Is Social Networking Good for Learning?
Chief Learning Officer
Enterprise social networks are private internal software platforms designed to engage employees while fostering collaboration, communication, knowledge sharing and informal learning.
|Scooped by Dr. Dan Kirsch|
I'm almost not sure where to start with this one....but what starts out as a potentially interesting read that discusses the important connection between social networking (sharing knowledge) and learning and knowledge management, fairly quickly is reduced to a discussion of the technological side of things.
Consider this sound bite: "Technology is considered a strategic asset for many organizations and is recognized as an integral part of business strategy because organizations can use it to maximize employees’ contributions and performance."
I have to give that one a good ole grade of "F" because it is flat out wrong. Not that many organizations don't consider technology to be a strategic asset, but rather that technology isn't a strategic asset. Well, generally speaking. Unless of course you have single-handedly just created a unique bit of social networking technology that is unknown to any other organization on the planet that allows for unique knowledge capture and sharing. And even then I give it a very short innovation head start period before others are following that lead.

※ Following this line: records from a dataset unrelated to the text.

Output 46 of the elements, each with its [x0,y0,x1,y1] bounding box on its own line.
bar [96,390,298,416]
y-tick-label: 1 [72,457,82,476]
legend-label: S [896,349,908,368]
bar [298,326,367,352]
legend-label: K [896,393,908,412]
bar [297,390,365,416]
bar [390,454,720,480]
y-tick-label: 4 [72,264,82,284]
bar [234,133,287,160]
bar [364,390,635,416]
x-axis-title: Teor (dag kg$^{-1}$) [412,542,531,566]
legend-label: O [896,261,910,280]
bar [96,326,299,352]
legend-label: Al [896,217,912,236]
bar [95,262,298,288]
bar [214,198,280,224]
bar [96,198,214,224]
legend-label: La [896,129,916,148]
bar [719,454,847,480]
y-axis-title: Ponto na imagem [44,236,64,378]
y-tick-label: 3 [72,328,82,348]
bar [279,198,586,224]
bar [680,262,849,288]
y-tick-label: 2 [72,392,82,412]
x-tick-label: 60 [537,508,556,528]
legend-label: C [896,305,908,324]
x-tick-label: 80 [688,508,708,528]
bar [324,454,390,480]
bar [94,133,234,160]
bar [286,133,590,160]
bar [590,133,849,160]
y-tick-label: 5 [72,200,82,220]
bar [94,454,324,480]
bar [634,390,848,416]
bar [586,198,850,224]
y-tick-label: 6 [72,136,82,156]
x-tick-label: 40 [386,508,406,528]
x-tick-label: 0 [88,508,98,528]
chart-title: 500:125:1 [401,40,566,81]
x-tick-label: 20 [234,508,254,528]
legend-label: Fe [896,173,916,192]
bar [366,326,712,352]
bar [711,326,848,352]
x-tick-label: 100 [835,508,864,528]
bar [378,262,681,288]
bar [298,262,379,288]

Technology, and choosing to have it and to use it isn't really ground breaking. And it's not a strategy. That's akin to suggesting that utilizing cell phones is a strategy. IT is a tool. Having a tool isn't a strategy. It is a tool. And having a technology that everyone else has does not maintain the organization's capacity to determine its future well-being (which is pretty much the definition of a "strategic asset").
The reality of it is that if you intend to use social networking to support your organizational learning (and I'm suggesting that you should do that) and you recognize the importance of that social networking to knowledge sharing (which is clearly linked to organizational learning)....then it's probably time to start considering what your social networking goals are. What that strategy is. And how exactly (and I mean exactly) social networking fits within the organization's Knowledge Management and Learning strategies. And how those stategies are tied to the overarching organizational strategy.
My point is that if you breeze through this article you will see that the only discussion of strategy though is the above quote, which suggested that technology is an integral part of strategy and that it is a strategic asset. No other discussion of strategy.
And that speaks to exactly why so many organizations aren't truly reaping the benefits from social networking. They simply have no strategy. It is ad hoc. It happens on its own terms, without regard for determining how what knowledge that is being transferred and captured might improve the organizational learning and then contribute to the big picture goals.
A lot of those organizations who tout their "success" at social networking....are simply lucky. Not consistent. Not making cultural reforms. And therein wasting organizational learning opportunities.